HIPAA Encryption: Sometimes, It’s Not HIPAA You Should Be Worried About.

When is the loss of sensitive information from a HIPAA covered entity not a HIPAA breach?  When it has been protected with encryption software like AlertBoot, since the use of encryption provides safe harbor.  But this is not the only scenario that fits the above description.

The other scenario, as I covered in this story involving Kaiser Permanente, is when the missing sensitive information is not PHI, such as employee information.  Which is why Kaiser was able to notify the affected employees approximately six months after the HMO learned of the data breach, a far cry from HIPAA’s 60 calendar-day limit, without running afoul of HIPAA.

But, HIPAA is not the only regulation covered entities have to follow.

AG Files Complaint: California Breach Notification Law Breached

According to infolawgroup.com, the Attorney General of California has problems with the length of time it took for Kaiser to notify approximately 30,000 people.  California’s data breach notification law maintains that a data breach disclosure must “be made in the most expedient time possible and without unreasonable delay.”

The problem with such a directive is, how do you define unreasonable?  The people over at infolawgroup.com have an answer for that:

While California’s law does not explicitly define “most expedient time possible and without unreasonable delay”, California’s Office of Privacy Protection recommends that notice be provided within ten (10) business days of an organization’s determination that personal information was, or is reasonably believed to have been, acquired by an unauthorized person.

Most states make an exception to local laws if they happen to overlap with federal laws (which is not surprising, seeing how federal laws always trump state laws).  So, it could be that Kaiser could have ignored the ten business day recommendation for the cold, hard deadline set by HIPAA.

However, seeing how HIPAA did not apply to Kaiser on this particular breach, one wonders if they really had a choice.  Of course, strictly speaking, Kaiser didn’t have to do anything within ten business days.  After all, it’s not written in stone; it is a recommendation.  On the other hand, there are instances where you do stick to something regardless of whether it’s law or not.  For example, if the AG leaves you a message to please call back regarding lost personal information, chances are that you will call back even if it’s not required by law.

The point is, if the organization that is in charge of data privacy issues is making a recommendation, chances are that you should follow it.  And if not, at least have a reasonable and valid reason why.  And, try not to veer to far from said recommendation.

Nearly six months later, when ten days is recommended?  One assumes that will be problematic.

Interesting Issues for Breach Notification in California

In addition, infolawgroup.com has identified tolling and staggered notifications as “interesting issues for breach notification lawyers.”

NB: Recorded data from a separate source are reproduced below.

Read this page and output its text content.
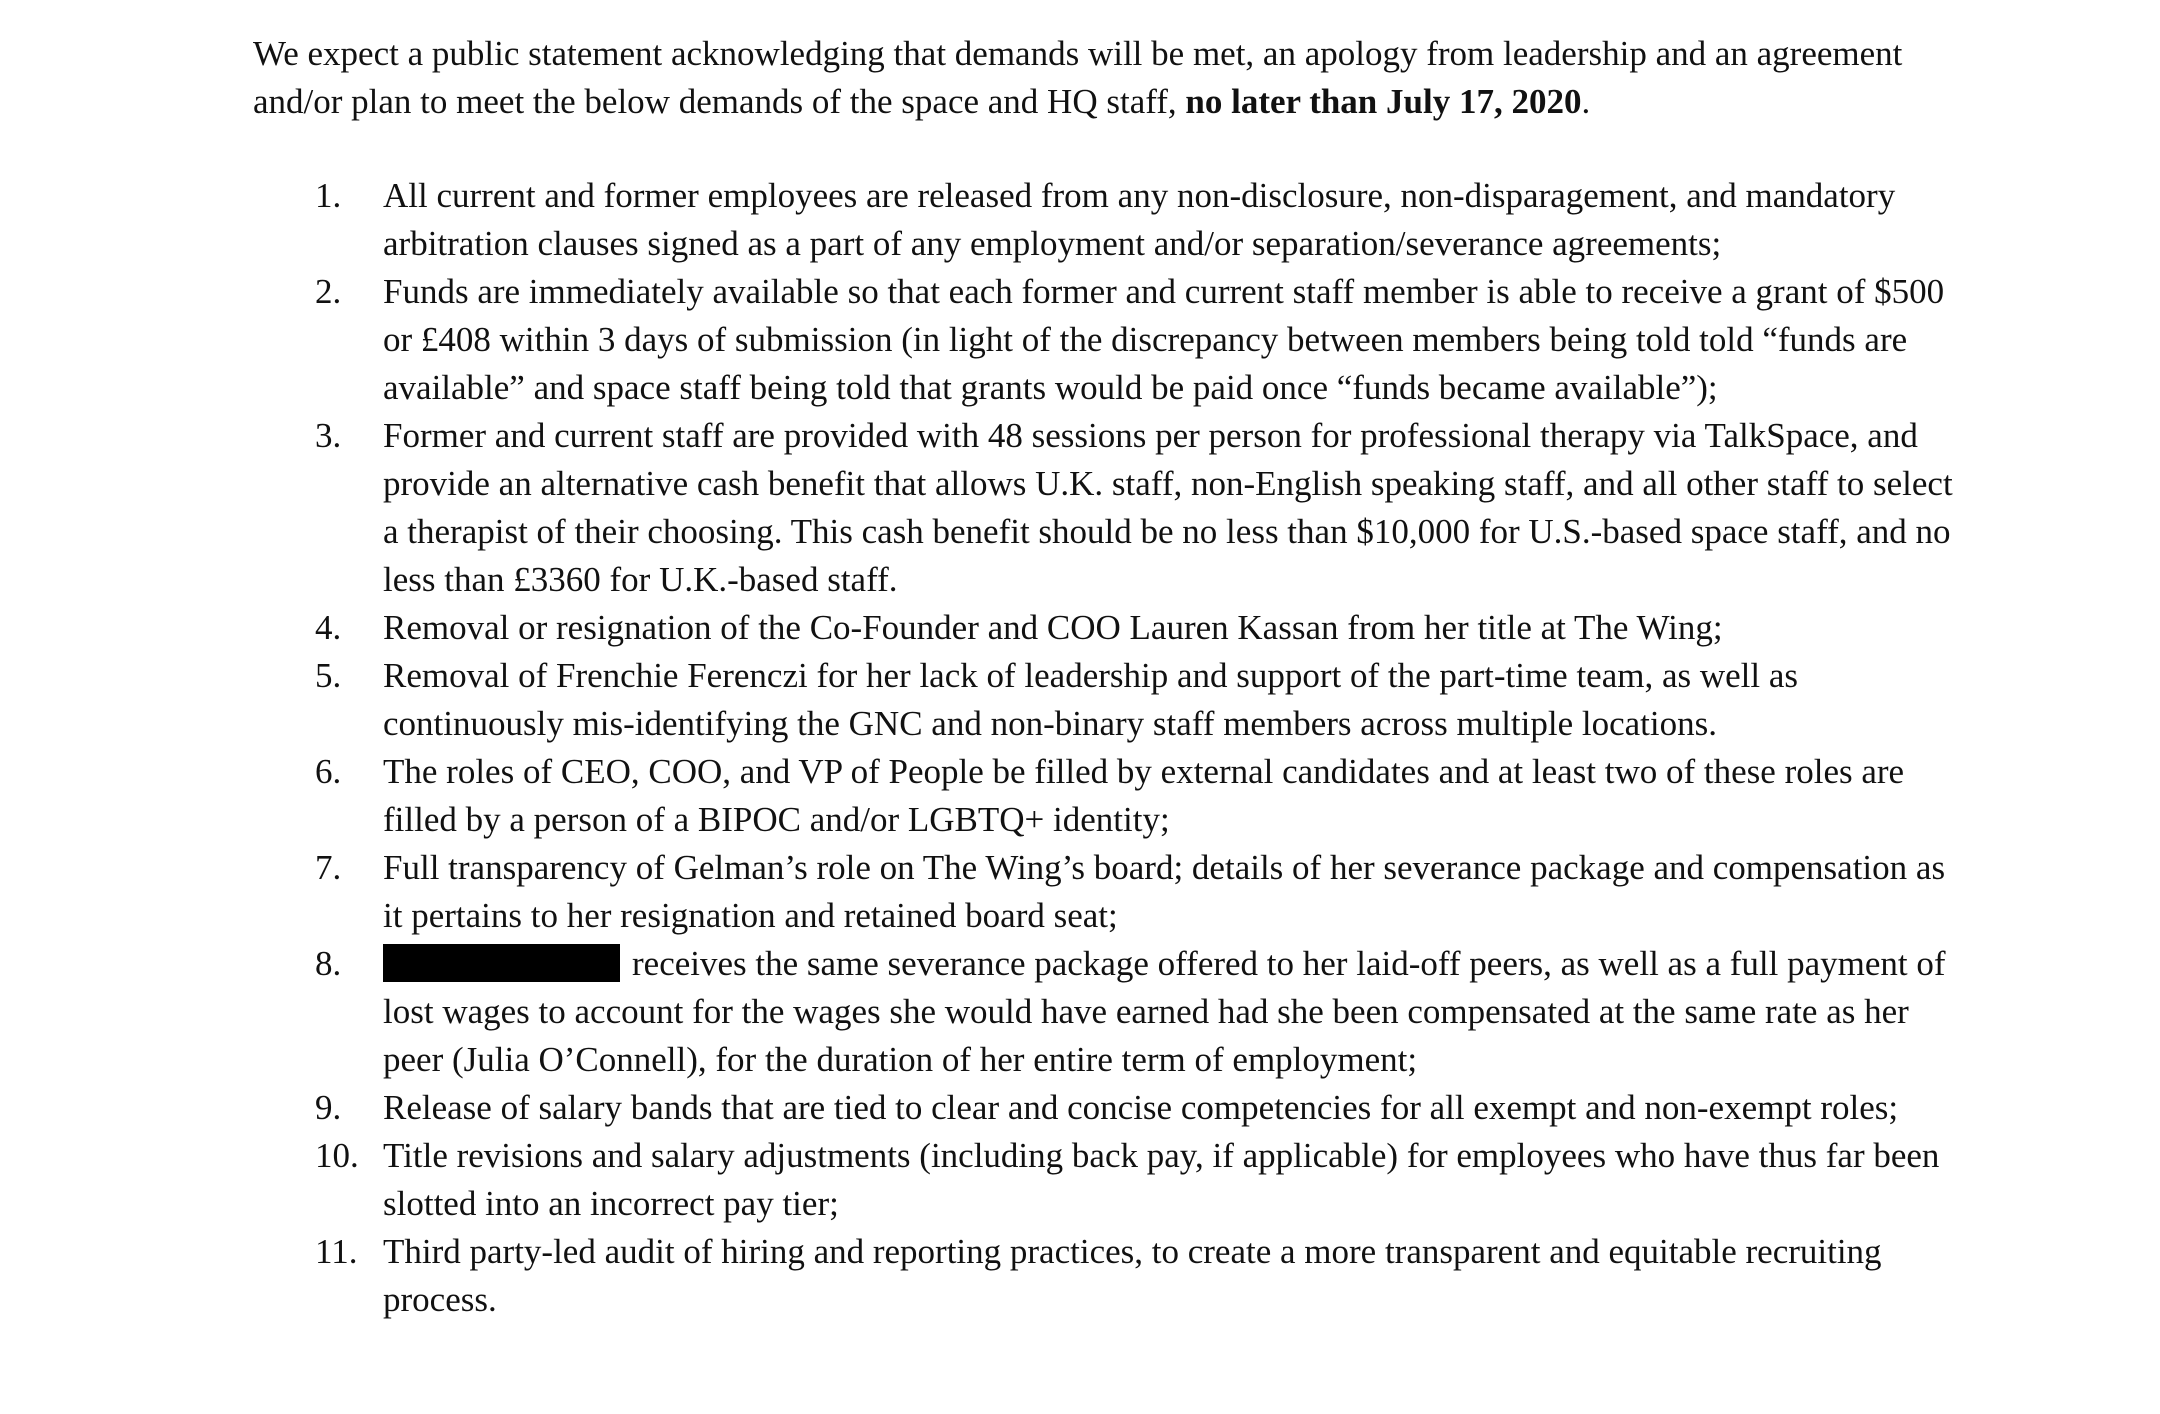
We expect a public statement acknowledging that demands will be met, an apology from leadership and an agreement and/or plan to meet the below demands of the space and HQ staff, no later than July 17, 2020.

1. All current and former employees are released from any non-disclosure, non-disparagement, and mandatory arbitration clauses signed as a part of any employment and/or separation/severance agreements;
2. Funds are immediately available so that each former and current staff member is able to receive a grant of $500 or £408 within 3 days of submission (in light of the discrepancy between members being told told “funds are available” and space staff being told that grants would be paid once “funds became available”);
3. Former and current staff are provided with 48 sessions per person for professional therapy via TalkSpace, and provide an alternative cash benefit that allows U.K. staff, non-English speaking staff, and all other staff to select a therapist of their choosing. This cash benefit should be no less than $10,000 for U.S.-based space staff, and no less than £3360 for U.K.-based staff.
4. Removal or resignation of the Co-Founder and COO Lauren Kassan from her title at The Wing;
5. Removal of Frenchie Ferenczi for her lack of leadership and support of the part-time team, as well as continuously mis-identifying the GNC and non-binary staff members across multiple locations.
6. The roles of CEO, COO, and VP of People be filled by external candidates and at least two of these roles are filled by a person of a BIPOC and/or LGBTQ+ identity;
7. Full transparency of Gelman’s role on The Wing’s board; details of her severance package and compensation as it pertains to her resignation and retained board seat;
8.	receives the same severance package offered to her laid-off peers, as well as a full payment of lost wages to account for the wages she would have earned had she been compensated at the same rate as her peer (Julia O’Connell), for the duration of her entire term of employment;
9. Release of salary bands that are tied to clear and concise competencies for all exempt and non-exempt roles;
10. Title revisions and salary adjustments (including back pay, if applicable) for employees who have thus far been slotted into an incorrect pay tier;
11. Third party-led audit of hiring and reporting practices, to create a more transparent and equitable recruiting process.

Tolling, as far as I can tell, has something to do regarding the modification of the statute of limitations (generally extending it).  In other words, Kaiser may not be in as much trouble if they can show that they legitimately needed six months to contact people about the data breach.  In fact, based on the position that the AG has taken,

one might reasonably conclude that the CA AG viewed the effort of obtaining the drive and the delay associated with that effort as not unreasonable delay [the hard drive’s loss was determined in September 2011 and the drive was recovered in December 2011].    

The AG, however, appears to have problems with the approximate two-month delay between when the hard drive was recovered and when people were notified, which brings us to staggered notifications.

The implication is that, even if an organization doesn’t have the complete picture, they should start contacting those who they know have been affected.  This assessment makes sense.  As I remarked in the original Kaiser breach post:

HHS stuck to the 60 days, noting that the point behind breach notification letters is to let patients know of the breach and give them a chance to protect themselves.  The longer one takes to notify patients, the greater the chances that they will be notified after being victimized.  And what’s the point in that?